Senate Republican Whip Mitch McConnell sat down Tuesday for a heart-to-heart talk with Chafee, pleading with him to permit Bolton's nomination to reach the Senate floor. The reason Chafee is in this pivotal position can be attributed to Sen. Christopher Dodd's fierce open opposition to Bolton, and UN Secretary-General Kofi Annan's stealthy sabotage, executed by his deputy, Mark Malloch Brown.
Bolton's ordeal provides a cautionary tale for any foreign policy conservative who wants to serve his country in Washington. Nobody can deny Bolton's intelligence and vigor in a lifetime devoted to public service. Nor can anybody deny that Bolton has been faithful to the program of any president he served even when official policy conflicted with his own views. But those views have caused him no end of trouble.
Indeed, some of Bolton's colleagues in the State Department (where he was an under secretary in George W. Bush's first term) were backstabbing when the president named him UN envoy. Bolton's overriding defect was his anti-Castro views, which collided with Dodd's goal of "normalizing" relations with Communist Cuba. Dodd was able to mobilize Democratic colleagues in a deadlock -- creating demand for executive branch documents involving Bolton.

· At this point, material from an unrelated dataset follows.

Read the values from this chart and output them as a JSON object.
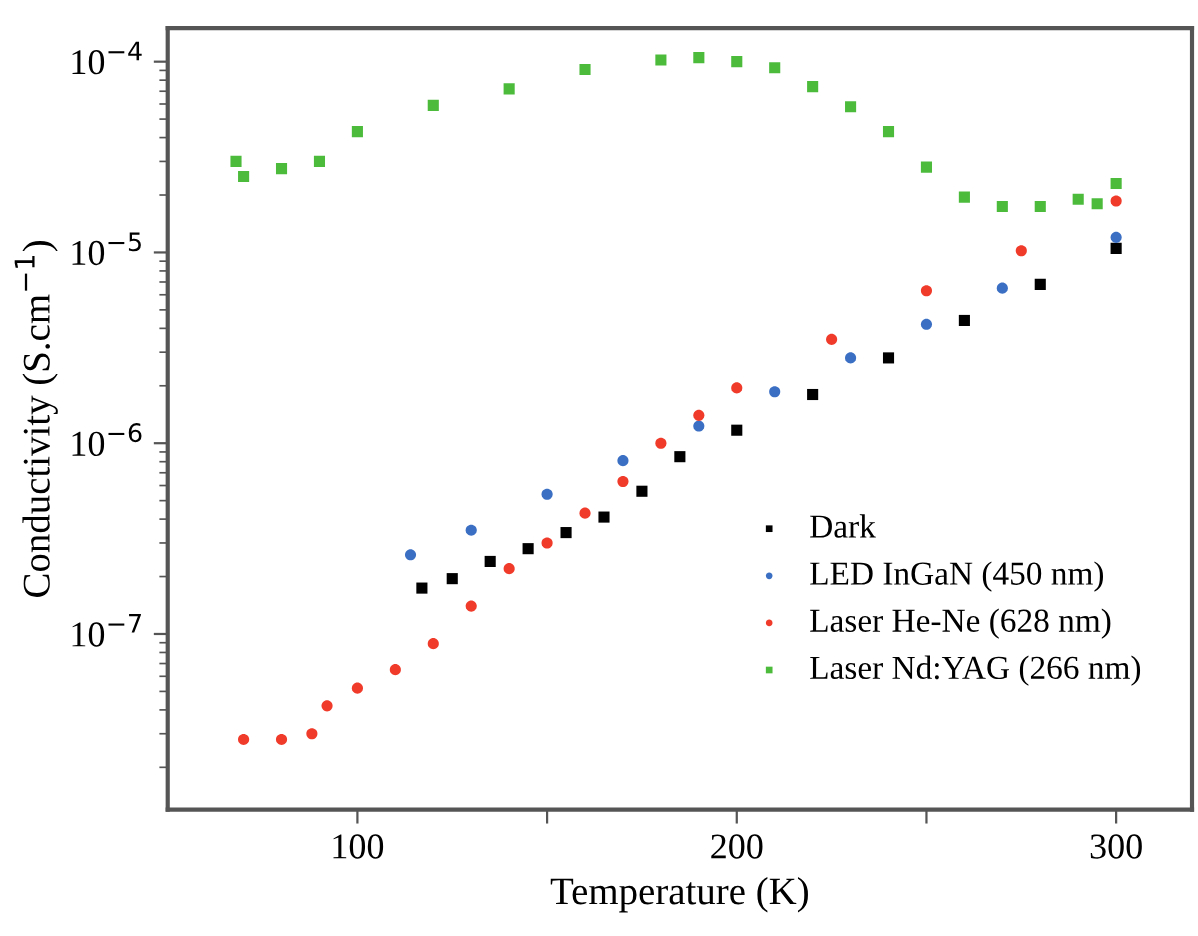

Republican Sen. George Voinovich did not like Bolton's blunt answers to his Democratic antagonists in last year's Foreign Relations Committee hearings. He unexpectedly voted against Bolton but permitted the nomination to reach the floor without recommendation. That did not help find the 60-vote supermajority to cut off a Dodd-managed filibuster.
Bolton's vigorous UN performance under a recess appointment made Aug. 1, 2005, when the Senate was not in session, convinced the fair-minded Voinovich to change his position. But Sen. Chuck Hagel, second ranking Republican on Foreign Relations and a thoughtful critic of Bush administration foreign policy, indicated he might drop his support and vote no when Bolton again came up for confirmation. In a conversation with Hagel after Labor Day, Bolton won a yes vote.